Computer Security: Tele-protect

The coronavirus has brought normal life at CERN to a well-justified halt, but it also has the potential to shut down CERN’s digital operations. The only infection vectors a “digital” coronavirus would need is human gossip (creating “FUD” – fear, uncertainty and doubt), fast-clicking users, unpatched computers… and teleworking! And an adversary to give it a try.

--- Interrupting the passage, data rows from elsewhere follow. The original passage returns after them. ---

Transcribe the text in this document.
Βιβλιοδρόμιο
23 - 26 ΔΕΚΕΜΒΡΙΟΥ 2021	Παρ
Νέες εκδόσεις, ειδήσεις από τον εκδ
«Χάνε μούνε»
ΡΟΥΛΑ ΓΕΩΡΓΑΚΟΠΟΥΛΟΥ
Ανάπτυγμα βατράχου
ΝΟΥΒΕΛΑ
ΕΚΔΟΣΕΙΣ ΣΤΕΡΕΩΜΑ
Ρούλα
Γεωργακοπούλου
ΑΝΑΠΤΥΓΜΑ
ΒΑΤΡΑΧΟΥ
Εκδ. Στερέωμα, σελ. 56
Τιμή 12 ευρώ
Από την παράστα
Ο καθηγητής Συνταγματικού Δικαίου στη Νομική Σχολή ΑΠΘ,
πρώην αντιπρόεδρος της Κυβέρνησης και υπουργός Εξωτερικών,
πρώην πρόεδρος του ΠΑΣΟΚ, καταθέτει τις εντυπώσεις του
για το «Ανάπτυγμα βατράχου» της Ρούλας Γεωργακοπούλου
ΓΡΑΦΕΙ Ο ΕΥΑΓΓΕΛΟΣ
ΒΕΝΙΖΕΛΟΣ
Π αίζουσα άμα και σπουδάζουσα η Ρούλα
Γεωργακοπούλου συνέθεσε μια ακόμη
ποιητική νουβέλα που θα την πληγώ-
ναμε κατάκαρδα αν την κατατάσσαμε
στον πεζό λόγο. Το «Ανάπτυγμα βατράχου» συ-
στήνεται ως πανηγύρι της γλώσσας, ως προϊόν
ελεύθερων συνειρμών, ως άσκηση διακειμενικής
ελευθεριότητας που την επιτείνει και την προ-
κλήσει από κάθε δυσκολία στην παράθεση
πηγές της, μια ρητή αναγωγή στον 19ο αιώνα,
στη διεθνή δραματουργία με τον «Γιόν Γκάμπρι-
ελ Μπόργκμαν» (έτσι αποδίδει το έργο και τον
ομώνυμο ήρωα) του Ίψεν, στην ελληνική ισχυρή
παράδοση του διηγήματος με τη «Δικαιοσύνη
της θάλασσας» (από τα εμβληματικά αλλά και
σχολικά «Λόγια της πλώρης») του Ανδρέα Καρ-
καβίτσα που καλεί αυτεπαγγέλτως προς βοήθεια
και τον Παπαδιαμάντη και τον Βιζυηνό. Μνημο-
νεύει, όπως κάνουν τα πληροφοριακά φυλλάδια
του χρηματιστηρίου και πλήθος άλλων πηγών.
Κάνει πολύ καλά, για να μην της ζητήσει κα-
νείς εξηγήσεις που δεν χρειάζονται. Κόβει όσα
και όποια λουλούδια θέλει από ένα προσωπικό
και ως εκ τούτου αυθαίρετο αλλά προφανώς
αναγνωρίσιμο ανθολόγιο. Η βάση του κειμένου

In fact, as we outlined in our previous Bulletin article on ransomware (“Blackmailing Enterprises: You are Patient Zero“, with more details on this in the next Bulletin issue), attackers are on the prowl to maliciously infiltrate companies and enterprises, but also universities and academic institutes. Just recently, a Czech hospital was hit in the midst of handling COVID-19 patients. While there are no details of this incident yet, here is a roadmap for how CERN could end up in the emergency ward:

Step 1 – F-U-D: Fake messages on the subject of COVID-19 trouble not only our minds, but malicious e-mails, WhatsApp messages or the like on the subject could also threaten the security of your computer. Lots of the embedded links being shared point to allegedly new research results, infection statistics, help pages and advisories, or gossip on how you can best protect yourself. Not all of them are benign: some intentionally target your computer. So coronavirus is a vehicle for infecting your computer too. And given all the fear, uncertainty and doubt around this subject, human curiosity acts quickly… click!

Step 2 – An unpatched computer: One click on a malicious link is sufficient to infect your computer. And this is almost guaranteed to happen if your computer is running an outdated operating system like Windows 7 (or earlier!) or an unpatched version of Windows, Linux or MacOS. Less likely, but still possible, your computer might be fully up-to-date but your operating system still exposed to a yet-to-be-published vulnerability. Once your computer is compromised, the adversary has access to all its features: keyboard, hard disk, microphone, camera… infect!

Step 3 – Teleworking: The (hopefully short) era of socio-physical distancing to reduce the spread of the coronavirus requires more teleworking than ever before. Teleworking involves using your CERN or home computer to remotely connect to CERN. This means that, at one moment or another, you will have to type your CERN password. And with a compromised computer, the attacker can watch every step you take: which program you execute, which data you manipulate, which system you manage, which maintenance work you perform, which password you type. Enough information to impersonate you. Abuse your computer program. Steal your data. Compromise your system. Sabotage your maintenance work. Steal your passwords… game over!

This is how organisations have been brought to a halt in the past. And this is how coronavirus could bring organisations into the emergency ward too. You are just patient zero.

So, what can you do to protect yourself, your computer and CERN?

Step 1 – STOP – THINK – DON’T CLICK: Just try to restrain your curiosity and do not fall prey to all the gossip circulating at the moment. Be cautious, and don’t click on links from dubious or not-so-dubious sources. This includes web pages offering “newest statistics” on Covid-19, forwarded malicious WhatsApp messages, mails, etc.

Step 2 – Patch: Keep your computer up-to-date. CERN-managed PCs already should be. For your own devices, enable automatic patching if this is not your default. If your operating system or applications are outdated and not supported anymore, stop using them and upgrade to a version that is actively supported by the software vendor. Be ready to scrap it any time.

Step 3 – Connect securely: There are several official and secure methods to allow you to work remotely, to connect remotely and to tunnel remotely into CERN. Please do not use any other means! In particular, do not abuse any firewall opening assigned to your dedicated service and do not create web proxies for tunneling through. If this puts the Organization at risk, it will be considered as professional misconduct. Finally, in order to better protect your password, the IT department is still aiming to roll out a multi-factor authentication solution for especially exposed CERN staff and users.

For more good advice on how to telework securely, please check out this fact sheet and join in the discussion with your CERN peers on the dedicated “~teleworking” Mattermost channel. Thanks a lot for protecting CERN.

Good luck and the best of health to you, your family and friends!